New York Quakers sue to reinstate meetings at Green Haven Prison

On September 18, 2018, Green Haven Preparative Meeting and related Quaker plaintiffs sued the New York State Department of Corrections and Community Supervision (DOCCS). The suit, filed by attorney Frederick Dettmer, a member of Purchase (N.Y.) Meeting, alleges that the termination of quarterly and business meetings by DOCCS violates the constitutional and statutory rights of the Quaker prisoners to practice their religion without government interference and asks for these meetings to be reinstated.

“This case is not being brought to recover monetary damages,” Dettmer told the Poughkeepsie Journal. “It’s being brought to recover the right to practice of the inmates in Green Haven and of the Friends in the community around it. . . . It was the outside Quakers’ opportunity to worship with the inside Quakers.”

According to the official complaint, “Green Haven Meeting has served as religious home for inmates at Green Haven Correctional Facility seeking Quaker worship, fellowship, and community since 1976.” Green Haven Friends had been gathering three times a week: for meeting for worship, for a book club, and for meeting for worship for the conduct of business.
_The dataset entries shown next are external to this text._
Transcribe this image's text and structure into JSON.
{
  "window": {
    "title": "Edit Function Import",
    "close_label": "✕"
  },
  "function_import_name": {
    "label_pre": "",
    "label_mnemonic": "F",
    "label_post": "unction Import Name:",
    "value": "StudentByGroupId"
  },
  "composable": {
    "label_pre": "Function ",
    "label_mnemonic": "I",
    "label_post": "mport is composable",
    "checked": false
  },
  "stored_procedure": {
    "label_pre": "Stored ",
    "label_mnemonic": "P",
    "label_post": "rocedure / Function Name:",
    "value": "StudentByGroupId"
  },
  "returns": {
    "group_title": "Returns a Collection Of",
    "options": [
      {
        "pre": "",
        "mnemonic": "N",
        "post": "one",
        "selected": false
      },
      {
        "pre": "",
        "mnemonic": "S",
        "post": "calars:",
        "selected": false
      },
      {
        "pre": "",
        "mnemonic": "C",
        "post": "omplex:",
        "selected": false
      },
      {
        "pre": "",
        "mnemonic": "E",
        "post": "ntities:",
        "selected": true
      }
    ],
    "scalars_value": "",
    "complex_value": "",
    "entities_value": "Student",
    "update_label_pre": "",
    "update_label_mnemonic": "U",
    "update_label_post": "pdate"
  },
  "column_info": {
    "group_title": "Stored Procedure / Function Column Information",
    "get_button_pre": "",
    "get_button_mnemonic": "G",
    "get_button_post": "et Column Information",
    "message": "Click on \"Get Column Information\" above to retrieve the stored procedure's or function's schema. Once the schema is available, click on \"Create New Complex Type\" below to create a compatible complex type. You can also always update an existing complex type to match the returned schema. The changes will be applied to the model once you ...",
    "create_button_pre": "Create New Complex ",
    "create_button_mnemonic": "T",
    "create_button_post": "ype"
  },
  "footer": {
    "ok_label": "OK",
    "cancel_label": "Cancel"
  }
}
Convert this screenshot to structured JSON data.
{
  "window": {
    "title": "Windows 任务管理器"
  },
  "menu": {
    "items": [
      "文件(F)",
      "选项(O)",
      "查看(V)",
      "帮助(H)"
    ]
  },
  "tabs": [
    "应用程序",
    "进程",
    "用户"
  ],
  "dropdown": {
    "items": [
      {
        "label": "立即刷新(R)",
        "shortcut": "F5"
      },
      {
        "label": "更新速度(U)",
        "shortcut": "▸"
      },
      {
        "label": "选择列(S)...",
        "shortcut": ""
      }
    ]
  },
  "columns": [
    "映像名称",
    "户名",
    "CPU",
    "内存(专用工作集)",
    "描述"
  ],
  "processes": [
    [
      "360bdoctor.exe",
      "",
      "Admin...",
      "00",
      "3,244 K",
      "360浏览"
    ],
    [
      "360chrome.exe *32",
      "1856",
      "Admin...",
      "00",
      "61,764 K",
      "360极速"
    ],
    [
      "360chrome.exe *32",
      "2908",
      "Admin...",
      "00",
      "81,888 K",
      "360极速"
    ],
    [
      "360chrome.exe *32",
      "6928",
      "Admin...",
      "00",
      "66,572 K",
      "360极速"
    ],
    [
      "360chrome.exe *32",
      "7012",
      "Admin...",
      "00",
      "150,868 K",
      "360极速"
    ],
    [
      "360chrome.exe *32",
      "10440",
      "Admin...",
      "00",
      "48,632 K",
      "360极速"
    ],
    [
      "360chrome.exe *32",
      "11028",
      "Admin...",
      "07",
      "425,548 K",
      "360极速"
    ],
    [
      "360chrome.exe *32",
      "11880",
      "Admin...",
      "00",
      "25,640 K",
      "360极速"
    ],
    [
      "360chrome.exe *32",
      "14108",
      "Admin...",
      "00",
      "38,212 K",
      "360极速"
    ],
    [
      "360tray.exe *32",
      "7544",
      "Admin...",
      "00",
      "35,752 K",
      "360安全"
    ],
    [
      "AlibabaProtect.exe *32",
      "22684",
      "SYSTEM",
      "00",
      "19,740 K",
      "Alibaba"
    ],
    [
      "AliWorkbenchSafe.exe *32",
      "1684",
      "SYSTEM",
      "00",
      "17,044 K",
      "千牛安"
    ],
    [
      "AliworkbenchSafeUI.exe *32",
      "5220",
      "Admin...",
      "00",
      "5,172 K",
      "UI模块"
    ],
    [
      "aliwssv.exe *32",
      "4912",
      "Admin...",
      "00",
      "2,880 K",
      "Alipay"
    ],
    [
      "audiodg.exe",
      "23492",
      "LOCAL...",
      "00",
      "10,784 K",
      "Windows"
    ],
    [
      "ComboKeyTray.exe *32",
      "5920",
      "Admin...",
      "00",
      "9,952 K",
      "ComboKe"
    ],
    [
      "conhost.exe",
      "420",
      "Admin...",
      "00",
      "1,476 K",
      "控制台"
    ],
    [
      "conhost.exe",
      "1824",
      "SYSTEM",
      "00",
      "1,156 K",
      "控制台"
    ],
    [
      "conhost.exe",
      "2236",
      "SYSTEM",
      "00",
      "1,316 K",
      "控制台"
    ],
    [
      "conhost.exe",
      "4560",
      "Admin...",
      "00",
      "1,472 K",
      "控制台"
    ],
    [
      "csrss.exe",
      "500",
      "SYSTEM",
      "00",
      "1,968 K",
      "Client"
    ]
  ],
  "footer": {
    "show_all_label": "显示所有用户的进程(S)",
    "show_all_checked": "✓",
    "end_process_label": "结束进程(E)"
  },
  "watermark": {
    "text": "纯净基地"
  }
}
Also, since at least 1980, quarterly meetings were held at Green Haven, filling a Saturday with worship, business, fellowship, and workshops; the event also included Friends from the surrounding community who could not come to the other meetings. Currently there are eight incarcerated individuals registered with Green Haven Meeting, including Yohannes Johnson whose article is featured in this issue of Friends Journal (page 6).

Don Badgley, co-clerk of Nine Partners Quarterly Meeting and a co-plaintiff in the suit, had been attending quarterly meeting for several years when they were canceled in 2015. He told the Poughkeepsie Journal that quarterly meetings were “an opportunity for us to do a broader kind of ministry with the men who are members inside the prison.” He said that having quarterly meeting canceled violated not only inmates’ rights but his right to practice his religion by visiting those in prison.

In 2012, Green Haven members within the Green Haven Correctional Facility sought to have their quarterly meetings listed on the DOCCS calendar of religious holidays. Their request was not fulfilled, and further, in 2015, they were told that their quarterly meetings were being canceled as the “one Protestant family event was . . . Pentecost,” meaning Quakers were lumped in with the 19 other Protestant groups. In July 2018, their meetings for business were also canceled, in apparent retaliation for attempting to have quarterly meetings reinstated.

Dettmer believes the case will be resolved within 2019.